Green wall technology and semi-transparent solar panels have been combined to generate electrical current from a renewable source of energy both day and night. A prototype "green bus shelter" that could eventually generate enough electricity to light itself, has been built by a collaboration of University of Cambridge researchers and eco-companies.
The ongoing living experiment, hosted by the Cambridge University Botanic Garden and open to the visiting public, is incorporated in a distinct wooden hub, designed by architects MCMM to resemble a structure like a bus shelter. Eight vertical green wall units - created by green wall specialists, Scotscape - are housed along with four semi-transparent solar panels and two flexible solar panels provided by Polysolar.
The hub has specially adapted vertical green walls that harvest electrons naturally produced as a by-product of photosynthesis and metabolic activity, and convert them into electrical current. It is the brainchild of Professor Christopher Howe and Dr Paolo Bombelli of the Department of Biochemistry. Their previous experiments resulted in a device able to power a radio using the current generated by moss.
The thin-film solar panels turn light into electricity by using mainly the blue and green radiation of the solar spectrum. Plants grow behind the solar glass, 'sharing the light' by utilising the red spectrum radiation needed for photosynthesis, while avoiding the scorching effect of UV light. The plants generate electrical currents as a consequence of photosynthesis and metabolic activity during the day and night.
"Ideally you can have the solar panels generating during the day, and the biological system at night. To address the world's energy needs, we need a portfolio of many different technologies, and it's even better if these technologies can operate in synergy," said Bombelli.
The structure of the hub allows different combinations of the photovoltaic and biological systems to be tested. On the north east aspect of the hub, plants receive light directly, without being exposed to too much direct sun. On the south west orientation, a green wall panel is housed behind a semi-transparent solar panel so that the effect on the plants and their ability to generate current can be monitored. Next to that, in the same orientation, a single solar panel stands alone, and two further panels are also mounted on the roof.
"The combination of horticulture with renewable energy production constitutes a powerful solution to food and resource shortages on an increasingly populated planet," explained Joanna Slota-Newson from Polysolar. "We build our semi-transparent solar panels into greenhouses, producing electrical energy from the sun which can in turn be used to power irrigation pumps or artificial lighting, while offering a controlled environment to improve agricultural yields. In this collaboration with Cambridge University, the public can experience the plants' healthy growth behind Polysolar panels."
The green wall panels in the hub are made from a synthetic material containing pockets, each holding a litre of soil and several plants. The pockets are fitted with a lining of carbon fibre on the back, which acts as an anode to receive electrons from the metabolism of plants and bacteria in the soil, and a carbon/catalyst plate on the front which acts as a cathode.
When a plant photosynthesises, energy from the sun is used to convert carbon dioxide into organic compounds that the plant needs to grow. Some of the compounds - such as carbohydrates, proteins and lipids - are leached into the soil where they are broken down by bacteria, which in turn release by-products, including electrons, as part of the process.

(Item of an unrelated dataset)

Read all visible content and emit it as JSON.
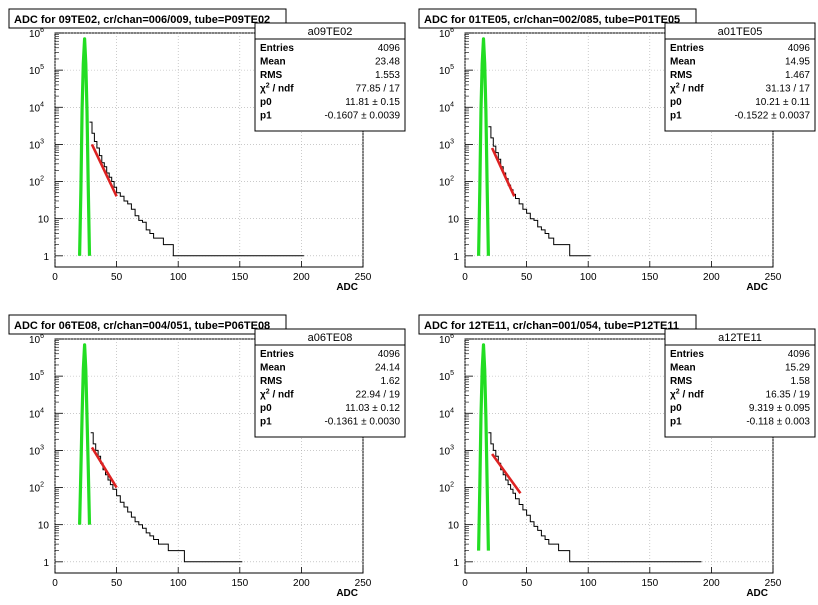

Electrons have a negative charge so, when they are generated, protons (with a positive charge) are also created. When the anode and cathode are connected to each other by a wire acting as an external circuit, the negative charges migrate between those two electrodes. Simultaneously, the positive charges migrate from the anodic region to the cathode through a wet system, in this case the soil. The cathode contains a catalyst that enables the electrons, protons and atmospheric oxygen to recombine to form water, thus completing the circuit and permitting an electrical current to be generated in the external circuit.
The P2P hub therfore generates electrical current from the combination of biological and physical elements. Each element of the hub is monitored separately, and members of the public can track the findings in real time, at a dedicated website and on a computer embedded in the hub itself.

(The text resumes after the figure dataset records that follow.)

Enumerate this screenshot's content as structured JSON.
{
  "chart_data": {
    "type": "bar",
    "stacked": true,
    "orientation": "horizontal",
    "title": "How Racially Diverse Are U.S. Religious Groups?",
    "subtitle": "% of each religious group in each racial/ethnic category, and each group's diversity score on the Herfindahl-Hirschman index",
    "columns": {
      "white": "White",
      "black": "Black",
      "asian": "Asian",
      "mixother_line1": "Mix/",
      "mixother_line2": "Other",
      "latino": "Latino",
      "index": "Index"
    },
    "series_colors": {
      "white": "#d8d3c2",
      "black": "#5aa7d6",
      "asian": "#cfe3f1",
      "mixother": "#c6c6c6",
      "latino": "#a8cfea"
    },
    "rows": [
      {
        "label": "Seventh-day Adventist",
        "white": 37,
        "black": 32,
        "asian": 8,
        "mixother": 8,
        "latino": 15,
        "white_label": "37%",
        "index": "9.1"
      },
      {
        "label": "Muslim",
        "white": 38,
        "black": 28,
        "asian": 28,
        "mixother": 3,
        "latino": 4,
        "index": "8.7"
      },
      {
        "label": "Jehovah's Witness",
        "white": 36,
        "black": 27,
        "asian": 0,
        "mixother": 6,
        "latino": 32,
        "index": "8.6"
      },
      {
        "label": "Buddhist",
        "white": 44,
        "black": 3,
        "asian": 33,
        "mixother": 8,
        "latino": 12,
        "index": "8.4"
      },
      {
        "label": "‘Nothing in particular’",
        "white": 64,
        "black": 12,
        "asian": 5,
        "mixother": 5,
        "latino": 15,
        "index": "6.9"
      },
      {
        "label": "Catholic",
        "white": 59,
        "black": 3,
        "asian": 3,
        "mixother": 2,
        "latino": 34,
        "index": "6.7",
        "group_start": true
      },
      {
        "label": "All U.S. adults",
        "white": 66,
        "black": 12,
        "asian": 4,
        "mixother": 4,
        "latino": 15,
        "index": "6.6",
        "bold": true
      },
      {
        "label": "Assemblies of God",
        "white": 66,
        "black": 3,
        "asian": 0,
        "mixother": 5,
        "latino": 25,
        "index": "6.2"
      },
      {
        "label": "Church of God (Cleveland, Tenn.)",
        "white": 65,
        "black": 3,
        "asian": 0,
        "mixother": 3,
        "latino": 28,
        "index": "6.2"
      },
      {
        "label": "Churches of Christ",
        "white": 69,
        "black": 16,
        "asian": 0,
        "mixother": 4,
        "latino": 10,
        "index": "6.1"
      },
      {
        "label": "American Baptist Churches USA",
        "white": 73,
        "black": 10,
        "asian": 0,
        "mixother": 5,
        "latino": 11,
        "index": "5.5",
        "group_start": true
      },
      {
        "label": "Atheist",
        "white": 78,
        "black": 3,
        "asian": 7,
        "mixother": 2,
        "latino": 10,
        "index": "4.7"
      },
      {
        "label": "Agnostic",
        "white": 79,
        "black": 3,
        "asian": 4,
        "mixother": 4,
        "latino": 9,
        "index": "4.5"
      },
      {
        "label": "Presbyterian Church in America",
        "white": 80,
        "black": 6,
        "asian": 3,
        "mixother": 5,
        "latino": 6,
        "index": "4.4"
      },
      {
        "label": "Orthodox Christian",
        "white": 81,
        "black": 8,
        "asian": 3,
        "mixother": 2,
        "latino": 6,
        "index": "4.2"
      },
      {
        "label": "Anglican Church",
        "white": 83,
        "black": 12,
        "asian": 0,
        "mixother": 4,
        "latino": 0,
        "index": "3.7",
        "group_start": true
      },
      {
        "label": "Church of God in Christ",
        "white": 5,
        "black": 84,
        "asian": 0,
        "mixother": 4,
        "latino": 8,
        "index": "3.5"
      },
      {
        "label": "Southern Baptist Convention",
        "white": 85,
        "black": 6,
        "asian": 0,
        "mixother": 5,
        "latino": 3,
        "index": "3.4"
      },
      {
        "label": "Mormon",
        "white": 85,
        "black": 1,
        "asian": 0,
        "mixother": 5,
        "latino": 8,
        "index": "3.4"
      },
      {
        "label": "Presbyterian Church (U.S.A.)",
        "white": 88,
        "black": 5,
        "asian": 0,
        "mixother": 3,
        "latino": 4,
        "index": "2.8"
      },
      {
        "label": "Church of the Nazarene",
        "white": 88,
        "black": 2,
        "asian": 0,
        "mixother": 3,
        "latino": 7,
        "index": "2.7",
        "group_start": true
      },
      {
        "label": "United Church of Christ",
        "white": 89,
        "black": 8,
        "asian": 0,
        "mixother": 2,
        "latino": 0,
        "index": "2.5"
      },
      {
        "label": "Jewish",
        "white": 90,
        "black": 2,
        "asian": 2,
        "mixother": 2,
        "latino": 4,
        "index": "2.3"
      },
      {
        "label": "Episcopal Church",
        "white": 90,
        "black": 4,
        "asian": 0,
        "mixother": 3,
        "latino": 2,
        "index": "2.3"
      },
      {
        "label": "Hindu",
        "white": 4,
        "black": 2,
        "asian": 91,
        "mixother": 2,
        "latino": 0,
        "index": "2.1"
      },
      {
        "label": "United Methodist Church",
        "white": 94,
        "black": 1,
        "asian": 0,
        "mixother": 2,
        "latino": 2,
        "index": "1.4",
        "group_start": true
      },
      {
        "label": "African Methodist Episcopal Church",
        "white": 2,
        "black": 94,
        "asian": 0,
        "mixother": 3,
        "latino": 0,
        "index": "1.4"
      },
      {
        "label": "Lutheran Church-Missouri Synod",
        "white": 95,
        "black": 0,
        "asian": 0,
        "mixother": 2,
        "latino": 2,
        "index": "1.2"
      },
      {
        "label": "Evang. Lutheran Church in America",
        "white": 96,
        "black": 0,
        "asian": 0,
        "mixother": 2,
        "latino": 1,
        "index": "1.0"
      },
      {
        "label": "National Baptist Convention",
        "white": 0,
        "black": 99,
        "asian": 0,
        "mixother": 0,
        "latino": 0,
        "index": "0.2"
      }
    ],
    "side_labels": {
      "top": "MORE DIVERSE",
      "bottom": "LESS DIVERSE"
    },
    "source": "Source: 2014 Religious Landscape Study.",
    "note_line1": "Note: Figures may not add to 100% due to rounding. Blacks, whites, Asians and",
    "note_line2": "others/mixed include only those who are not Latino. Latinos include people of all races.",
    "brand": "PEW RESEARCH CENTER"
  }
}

Margherita Cesca, Senior Architect and Director of MCMM Architettura, the hub's designer, is pleased that it has garnered so much interest. "This prototype is intended to inspire the imagination, and encourage people to consider what could be achieved with these pioneering technologies. The challenging design incorporates and showcases green wall and solar panels as well as glass, creating an interesting element which sits beautifully within Cambridge University Botanic Garden," she said.
Bombelli added: "The long-term aim of the P2P solar hub research is to develop a range of self-powered sustainable buildings for multi-purpose use all over the world, from bus stops to refugee shelters."
P2P is an outreach activity developed under the umbrella of the BPV (BioPhotoVoltaic) project working in collaboration with green technology companies including MCMM, Polysolar and Scotscape. The BPV project includes scientists from the Departments of Biochemistry, Plant Sciences, Physics and Chemistry at the University of Cambridge, together with the University of Edinburgh, Imperial College London and the University of Cape Town.